Most people have fond memories of their time spent at the playground. The good memories are mixed with the bad, like watching a bully beat up your friend, a broken bone and a visit to the emergency room, crosswords between friends, or feeling shamed by an adult.
Experiences at the playground are as unique to a child as their personality and playgrounds perspectives are unique to each community. One small town may not value playgrounds and play spaces while another town of equal size may see real value in providing places for children, families, and friends to congregate. And certainly, each park and play area has its own unique characteristics.
Playground safety, when approached from the angle of design, manufacturing, location, and user needs can create a nearly perfect play area, open to real experiences and small triumphs. The little people visiting our playgrounds should not have to worry about being safe. But yet, should they have a responsibility to be aware of their part in maintaining a safe activity?
Playground experiences also follow some of the same formulas based on potential playground hazards. We have determined through our own experience, as practitioners of playgrounds, there are three hazard indicators. They are the equipment, the environment, and user behavior. Addressing these three areas requires theory and discussion beyond the equipment itself.
While it is our duty as designers, manufacturers, builders, and owners to identify and eliminate playground hazards, there is a great potential for the development of injury prevention information that is supported by case studies and documents that address potential hazards of the equipment and beyond.
In addition to inherent hazards of play such as tripping and falling, children need to be taught about safety surfacing, protrusions, entrapments, and things that can relate directly to the play equipment.
Behavioral issues are not usually associated with safety hazards at the playground but these issues do require knowledge on a child’s part. They include but are not limited to, bullying, stranger danger, peer pressure and what to do in the event of an emergency.
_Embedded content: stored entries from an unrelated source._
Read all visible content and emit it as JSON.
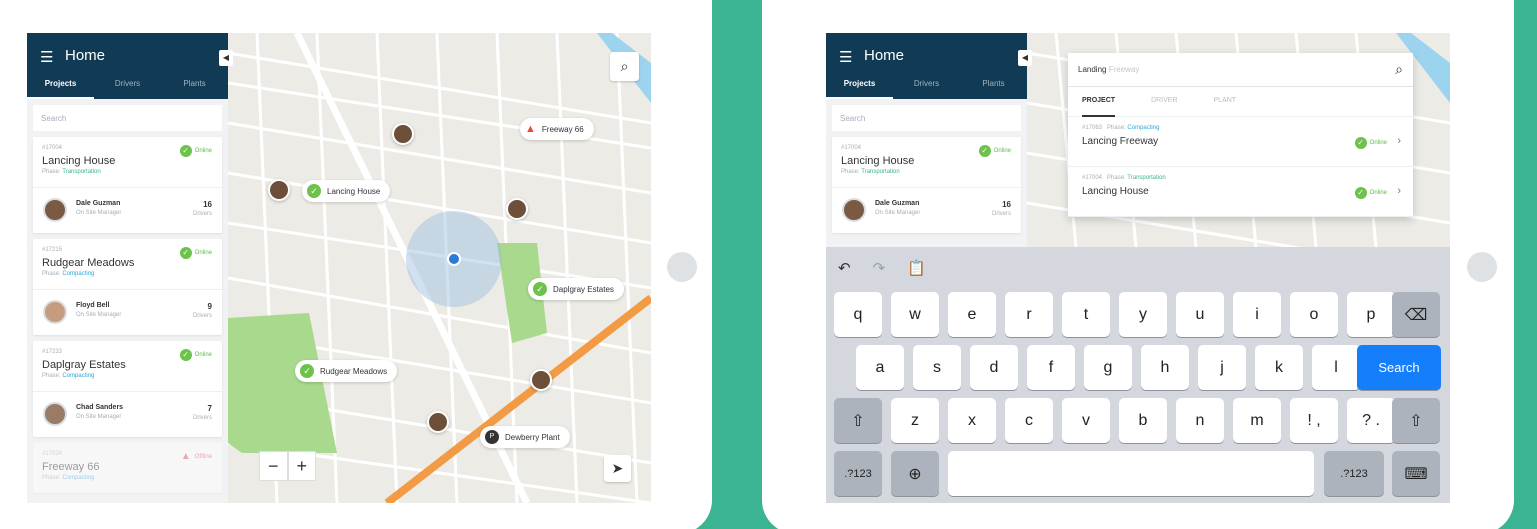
{
  "colors": {
    "background": "#3bb493",
    "header": "#113a54",
    "online": "#6cc24a",
    "offline": "#e05253",
    "search_key": "#157efb"
  },
  "left_app": {
    "header": {
      "menu_icon": "hamburger-icon",
      "title": "Home",
      "collapse_icon": "chevron-left-icon"
    },
    "tabs": [
      "Projects",
      "Drivers",
      "Plants"
    ],
    "search_placeholder": "Search",
    "projects": [
      {
        "code": "#17004",
        "name": "Lancing House",
        "phase_label": "Phase:",
        "phase": "Transportation",
        "status": "Online",
        "driver": "Dale Guzman",
        "role": "On Site Manager",
        "drivers_count": "16",
        "drivers_label": "Drivers"
      },
      {
        "code": "#17215",
        "name": "Rudgear Meadows",
        "phase_label": "Phase:",
        "phase": "Compacting",
        "status": "Online",
        "driver": "Floyd Bell",
        "role": "On Site Manager",
        "drivers_count": "9",
        "drivers_label": "Drivers"
      },
      {
        "code": "#17233",
        "name": "Daplgray Estates",
        "phase_label": "Phase:",
        "phase": "Compacting",
        "status": "Online",
        "driver": "Chad Sanders",
        "role": "On Site Manager",
        "drivers_count": "7",
        "drivers_label": "Drivers"
      },
      {
        "code": "#17024",
        "name": "Freeway 66",
        "phase_label": "Phase:",
        "phase": "Compacting",
        "status": "Offline"
      }
    ],
    "map": {
      "search_icon": "search-icon",
      "zoom_out": "−",
      "zoom_in": "+",
      "locate_icon": "navigation-arrow-icon",
      "pins": {
        "freeway": "Freeway 66",
        "lancing": "Lancing House",
        "daplgray": "Daplgray Estates",
        "rudgear": "Rudgear Meadows",
        "dewberry": "Dewberry Plant"
      }
    }
  },
  "right_app": {
    "header": {
      "title": "Home"
    },
    "tabs": [
      "Projects",
      "Drivers",
      "Plants"
    ],
    "search_placeholder": "Search",
    "card": {
      "code": "#17004",
      "name": "Lancing House",
      "phase_label": "Phase:",
      "phase": "Transportation",
      "status": "Online",
      "driver": "Dale Guzman",
      "role": "On Site Manager",
      "drivers_count": "16",
      "drivers_label": "Drivers"
    },
    "search": {
      "typed": "Landing",
      "suggestion": "Freeway",
      "icon": "search-icon"
    },
    "result_tabs": [
      "PROJECT",
      "DRIVER",
      "PLANT"
    ],
    "results": [
      {
        "code": "#17063",
        "phase_label": "Phase:",
        "phase": "Compacting",
        "name": "Lancing Freeway",
        "status": "Online"
      },
      {
        "code": "#17004",
        "phase_label": "Phase:",
        "phase": "Transportation",
        "name": "Lancing House",
        "status": "Online"
      }
    ],
    "keyboard": {
      "tools": [
        "↶",
        "↷",
        "📋"
      ],
      "row1": [
        "q",
        "w",
        "e",
        "r",
        "t",
        "y",
        "u",
        "i",
        "o",
        "p"
      ],
      "row2": [
        "a",
        "s",
        "d",
        "f",
        "g",
        "h",
        "j",
        "k",
        "l"
      ],
      "row3": [
        "z",
        "x",
        "c",
        "v",
        "b",
        "n",
        "m",
        "!\n,",
        "?\n."
      ],
      "search_key": "Search",
      "numbers_key": ".?123",
      "backspace_icon": "backspace-icon",
      "shift_icon": "shift-icon",
      "globe_icon": "globe-icon",
      "keyboard_icon": "keyboard-hide-icon"
    }
  }
}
The standard of care for playground safety extends to teaching prevention to users of our playgrounds, the children.
Parents, concerned adults, playground supervisors, and educators have some excellent resources available. The National Playground Safety Institute, (NPSI) helps determine design, construction, and maintenance safety criteria. The National Program for Playground Safety, (NPPS) offers adult education to supervisors and supplementary education to the NPSI program. The International Playground Equipment Manufacturers Association (IPEMA) and The National Playground Contractors Association (NPCA) are also nationally recognized organizations whose focus is to educate and provide information for a better-built playground and safe play.
Slyde The Playground Hound is a new injury prevention program that fully addresses playground hazard indicators and is specifically designed to educate children.
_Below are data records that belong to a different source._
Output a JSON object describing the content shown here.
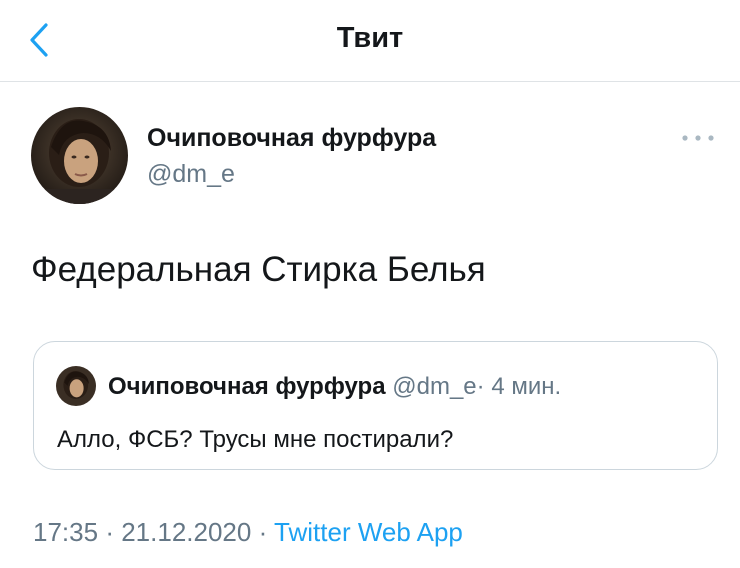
{
  "header": {
    "title": "Твит",
    "back_icon": "chevron-left-icon",
    "accent_color": "#1da1f2"
  },
  "tweet": {
    "author_name": "Очиповочная фурфура",
    "author_handle": "@dm_e",
    "more_icon": "more-options-icon",
    "text": "Федеральная Стирка Белья",
    "time": "17:35",
    "separator": "·",
    "date": "21.12.2020",
    "source": "Twitter Web App"
  },
  "quoted_tweet": {
    "author_name": "Очиповочная фурфура",
    "author_handle": "@dm_e",
    "separator": "·",
    "time_ago": "4 мин.",
    "text": "Алло, ФСБ? Трусы мне постирали?"
  },
  "colors": {
    "text_primary": "#14171a",
    "text_secondary": "#657786",
    "link": "#1da1f2",
    "divider": "#dfe3e6"
  }
}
Local planning and zoning departments are also the good resources for information on hazards outside of the bounds of the equipment itself. Input from the fire and police departments and local service clubs or medical organizations such as the American Orthopedic Surgeons Association are worthy of note. Each has a perspective on children and child safety that you can include in your playground planning. And lastly, the entity who will be maintaining and supervising the play area should be trained to provide consistent and reliable playground services.